Our main winter preparedness goals lie in the fields. We have been working overtime to be well prepared for our second season of continued harvesting through the winter. There have been bumps in the road these last few weeks. The potatoes that had looked so good this year are now showing signs of distress. We imagine that yields will still be good, but his high cost start up crop is always leaving us wanting more. The parsnips planting we tried everything we knew to get started still hasn’t germinated, four weeks later. Notoriously hard to start, we can only try again in the cooler weather, with
hopes of smaller parsnips in early spring.

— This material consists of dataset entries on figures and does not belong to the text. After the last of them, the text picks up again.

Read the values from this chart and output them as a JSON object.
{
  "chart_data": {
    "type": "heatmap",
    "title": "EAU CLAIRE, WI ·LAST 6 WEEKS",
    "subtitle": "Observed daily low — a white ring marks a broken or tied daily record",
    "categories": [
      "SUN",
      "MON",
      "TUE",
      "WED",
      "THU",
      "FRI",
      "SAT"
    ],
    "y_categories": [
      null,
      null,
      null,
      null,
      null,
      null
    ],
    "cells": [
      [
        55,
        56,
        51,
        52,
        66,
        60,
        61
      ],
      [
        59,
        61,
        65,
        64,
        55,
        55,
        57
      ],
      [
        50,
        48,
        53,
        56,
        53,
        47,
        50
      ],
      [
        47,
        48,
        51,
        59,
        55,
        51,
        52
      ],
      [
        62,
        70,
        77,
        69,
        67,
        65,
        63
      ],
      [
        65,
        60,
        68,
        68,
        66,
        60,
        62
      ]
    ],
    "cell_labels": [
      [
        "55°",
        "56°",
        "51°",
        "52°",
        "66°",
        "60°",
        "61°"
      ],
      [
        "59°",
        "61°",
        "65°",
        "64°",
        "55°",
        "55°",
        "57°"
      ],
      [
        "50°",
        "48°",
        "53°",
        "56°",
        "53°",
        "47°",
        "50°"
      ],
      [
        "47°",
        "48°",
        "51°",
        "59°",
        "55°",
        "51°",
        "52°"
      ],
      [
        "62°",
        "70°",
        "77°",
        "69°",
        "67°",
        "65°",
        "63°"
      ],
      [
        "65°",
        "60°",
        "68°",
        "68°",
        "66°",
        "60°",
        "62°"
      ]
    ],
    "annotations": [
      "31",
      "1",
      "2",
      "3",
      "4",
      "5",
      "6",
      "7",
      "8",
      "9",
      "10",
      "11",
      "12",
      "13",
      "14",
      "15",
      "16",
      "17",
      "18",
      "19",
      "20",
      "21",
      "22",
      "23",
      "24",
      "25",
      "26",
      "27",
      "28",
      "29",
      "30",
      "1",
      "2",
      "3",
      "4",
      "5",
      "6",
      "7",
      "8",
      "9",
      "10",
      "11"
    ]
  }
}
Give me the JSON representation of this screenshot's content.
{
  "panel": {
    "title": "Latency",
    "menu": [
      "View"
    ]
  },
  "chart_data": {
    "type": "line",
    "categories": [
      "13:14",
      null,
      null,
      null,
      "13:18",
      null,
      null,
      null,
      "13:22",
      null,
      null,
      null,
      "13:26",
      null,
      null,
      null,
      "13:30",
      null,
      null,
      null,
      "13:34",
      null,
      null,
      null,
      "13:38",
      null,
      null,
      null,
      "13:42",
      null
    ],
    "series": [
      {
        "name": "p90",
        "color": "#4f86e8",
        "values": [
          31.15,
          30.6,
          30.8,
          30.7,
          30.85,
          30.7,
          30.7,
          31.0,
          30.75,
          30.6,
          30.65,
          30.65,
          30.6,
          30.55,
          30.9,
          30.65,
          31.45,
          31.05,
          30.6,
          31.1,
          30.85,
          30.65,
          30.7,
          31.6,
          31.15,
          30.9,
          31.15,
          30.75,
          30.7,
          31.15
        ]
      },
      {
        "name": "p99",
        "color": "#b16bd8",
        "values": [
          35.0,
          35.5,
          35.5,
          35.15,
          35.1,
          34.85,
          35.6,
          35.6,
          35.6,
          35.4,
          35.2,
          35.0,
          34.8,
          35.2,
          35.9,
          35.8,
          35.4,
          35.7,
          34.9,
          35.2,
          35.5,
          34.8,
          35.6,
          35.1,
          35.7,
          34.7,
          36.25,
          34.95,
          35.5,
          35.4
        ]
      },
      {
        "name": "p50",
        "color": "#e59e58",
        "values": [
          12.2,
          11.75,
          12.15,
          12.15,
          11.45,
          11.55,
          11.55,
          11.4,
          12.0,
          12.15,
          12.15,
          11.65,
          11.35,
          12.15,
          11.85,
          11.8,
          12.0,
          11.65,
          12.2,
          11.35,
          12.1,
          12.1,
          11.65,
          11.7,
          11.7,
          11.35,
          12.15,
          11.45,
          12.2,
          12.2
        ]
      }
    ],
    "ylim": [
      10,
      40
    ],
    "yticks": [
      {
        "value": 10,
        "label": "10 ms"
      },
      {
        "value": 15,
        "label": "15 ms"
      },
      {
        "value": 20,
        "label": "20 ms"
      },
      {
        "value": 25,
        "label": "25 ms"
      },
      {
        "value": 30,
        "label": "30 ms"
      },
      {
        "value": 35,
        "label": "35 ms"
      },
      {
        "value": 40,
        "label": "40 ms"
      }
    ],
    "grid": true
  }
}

But, the planting and planning is still more positive than not, especially for us, eaters who have come to relish the flavors of these coming crops probably more than even the ubiquitous fresh tomato. Not to say these summer flavors aren’t just right for this time of year. Simple, vegetable laden dishes are fast and filling on busy summer farm days, and being able to snack on so much, from cucumbers to tomatoes, simply out of hand in the fields is a blessing. And being in the midst of abundance does wonders for the soul. Zucchinis and cucumbers and tomatoes up to our ears, a sign of the graciousness of the earth to bear fruit, and reminder to be thankful for all that we do have.